Les médicaments vendus en Suisse trop chers par rapport à l'Europe
BERNE - Les médicaments vendus en Suisse sont nettement plus chers qu'en Europe. La marge de distribution est en moyenne 25% supérieure à celles de six pays européens comparés, selon une étude de santésuisse. Pour la faîtière des caisses maladie, le potentiel d'économie est de 300 millions de francs.
Ce résultat émane d'une étude présentée mercredi à Berne qui compare les prix suisses avec ceux du Danemark, de l'Allemagne, de l'Angleterre, des Pays-Bas, de la France et de l'Autriche. Ces six pays de référence sont les mêmes que ceux que retient l'Office fédéral de la santé publique (OFSP).

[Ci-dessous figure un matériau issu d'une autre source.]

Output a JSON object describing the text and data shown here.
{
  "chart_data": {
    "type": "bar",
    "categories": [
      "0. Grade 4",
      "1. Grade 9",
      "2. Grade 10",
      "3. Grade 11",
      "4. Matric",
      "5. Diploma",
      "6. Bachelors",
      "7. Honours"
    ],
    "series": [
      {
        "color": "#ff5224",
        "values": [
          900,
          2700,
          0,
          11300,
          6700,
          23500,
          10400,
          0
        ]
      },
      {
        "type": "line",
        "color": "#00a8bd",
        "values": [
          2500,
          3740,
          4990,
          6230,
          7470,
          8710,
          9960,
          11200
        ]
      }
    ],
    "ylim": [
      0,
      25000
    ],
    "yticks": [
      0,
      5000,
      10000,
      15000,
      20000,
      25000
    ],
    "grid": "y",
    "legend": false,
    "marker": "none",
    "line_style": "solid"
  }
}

L'étude montre que les marges de distribution en Suisse pour les médicaments soumis à ordonnance sont les plus élevées, les autres pays européens ayant des marges jusqu'à 45% inférieures. La différence est d'en moyenne 25%, a indiqué Stefan Holenstein, directeur ad interim de santésuisse.
Pour son analyse, santésuisse a pris en compte 6700 médicaments remboursés par les caisses maladie. Elle a calculé la marge de distribution de ces produits, soit la différence entre le prix au sortir d'usine et le prix public, mais sans la rémunération basée sur les prestations (RPB) que touche les pharmaciens. Elle a également tenu compte d'un facteur de correction pour chacun des pays européens (salaires, loyers et taux d'intérêt).
Les pharmacies qui représentent le canal de distribution le plus important (58%), prennent une marge en moyenne 25% supérieure à celles pratiquées par les pays de comparaison. Les marges des 7150 médecins qui fournissent directement à leurs patients des médicaments (30%) sont également de 25% plus élevées.
1,5% de primes en trop
Sur les 4,8 milliards de francs versés en 2010 par les assureurs pour des médicaments soumis à ordonnance, la marge de distribution s'est établie à 1,3 milliard de francs, selon cette étude. Partant du constat que les Suisses paient en moyenne un quart de plus que les Européens, santésuisse demande que la marge suisse soit ramenée au niveau moyen des six autres pays comparés.
Cette mesure permettrait d'économiser 300 millions de francs, avancent les assureurs. Cela représente 1,5% de primes par année. Pour parvenir à des prix compétitifs, les caisses maladie demandent à négocier directement les marges avec les partenaires commerciaux, ce qui nécessiterait un changement de l'ordonnance fédérale.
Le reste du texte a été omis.